When your balance reaches zero, add a small recurring charge set to autopay in full each month to keep the account active and its line of credit available.
FAQ
The answers to these frequently asked questions can help you decide whether a Wells Fargo balance transfer is right for you, which card to choose and how to make it work.
What are the best Wells Fargo balance transfer cards?
Wells Fargo Reflect has an industry-leading 21-month introductory 0% APR period but no meaningful reward. Active Cash pays 2% unlimited cash back for all purchases but has a shorter 12-month zero-interest window.
How do I transfer a balance?
Upon approval, you can contact Wells Fargo to directly transfer existing balances or use the Superchecks that arrive in the mail with your card to write checks to your creditors. Alternatively, you can write a Supercheck to yourself to deposit the credit limit, or a portion of it, into your bank account and use the funds for whatever you like.
How can a Wells Fargo balance transfer help me manage debt?
A balance transfer card from Wells Fargo or any other provider can enable you to consolidate multiple balances into one while eliminating finance charges for a year or more with an introductory 0% APR.
Can I get preapproved without harming my credit?
Yes.

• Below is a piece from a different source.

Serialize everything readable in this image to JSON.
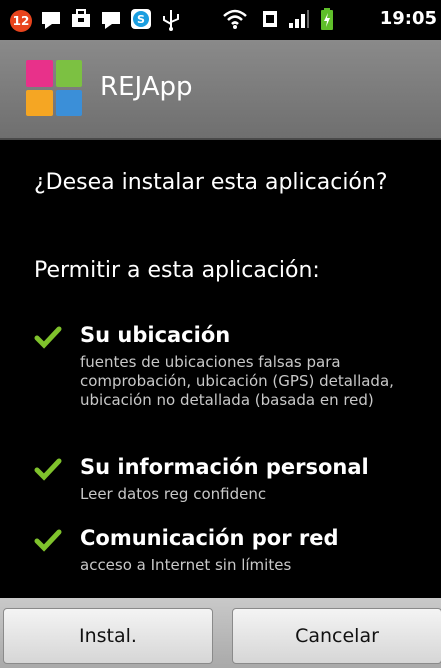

The Wells Fargo Card Offers tool lets you enter basic information to see which offers you’re pre-approved for across its entire suite of cards, without a hard pull and no impact on your score.
What should I do after I complete the transfer?
When you finalize the transfer, schedule monthly auto-payments for at least the minimum due, plan to manage any remaining balance at the end of the introductory period and keep the card in good standing by adding a small recurring charge when your balance reaches zero.
Photo Credit: iStock.com
Key Terms
Balance transfer — Moving an existing balance from one credit card to another, usually to take advantage of a lower or 0% introductory APR. Most issuers require the transfer to be between cards from different banks.
Introductory (promotional) APR — A temporary, reduced rate — often 0% — that applies to a transferred balance for a set window, such as 21 months on the Wells Fargo Reflect® Card or 12 months on the Wells Fargo Active Cash® Card.
Balance transfer fee — A charge for moving debt to a card, generally 3% to 5% of the amount transferred with a small minimum. Reflect charges a flat 5% (minimum $5); Active Cash charges a 3% intro fee for 120 days, then up to 5%.
Standard (revert) APR — The regular variable interest rate that applies to any balance remaining after the promotional period ends.
Soft inquiry (soft pull) — A credit check, such as a preapproval check, that doesn't affect your credit score.
Hard inquiry (hard pull) — A credit check triggered by a formal application that may lower your score slightly and temporarily.
Cash advance — Borrowing against your card's credit line for cash. Cash advances typically carry a higher APR, an upfront fee and no grace period, so interest starts accruing immediately — which is why a balance transfer check deposited as cash can be costly.
Credit utilization — The share of your available credit you're using. Transferring a balance to a new card can lower utilization, which may help your score over time.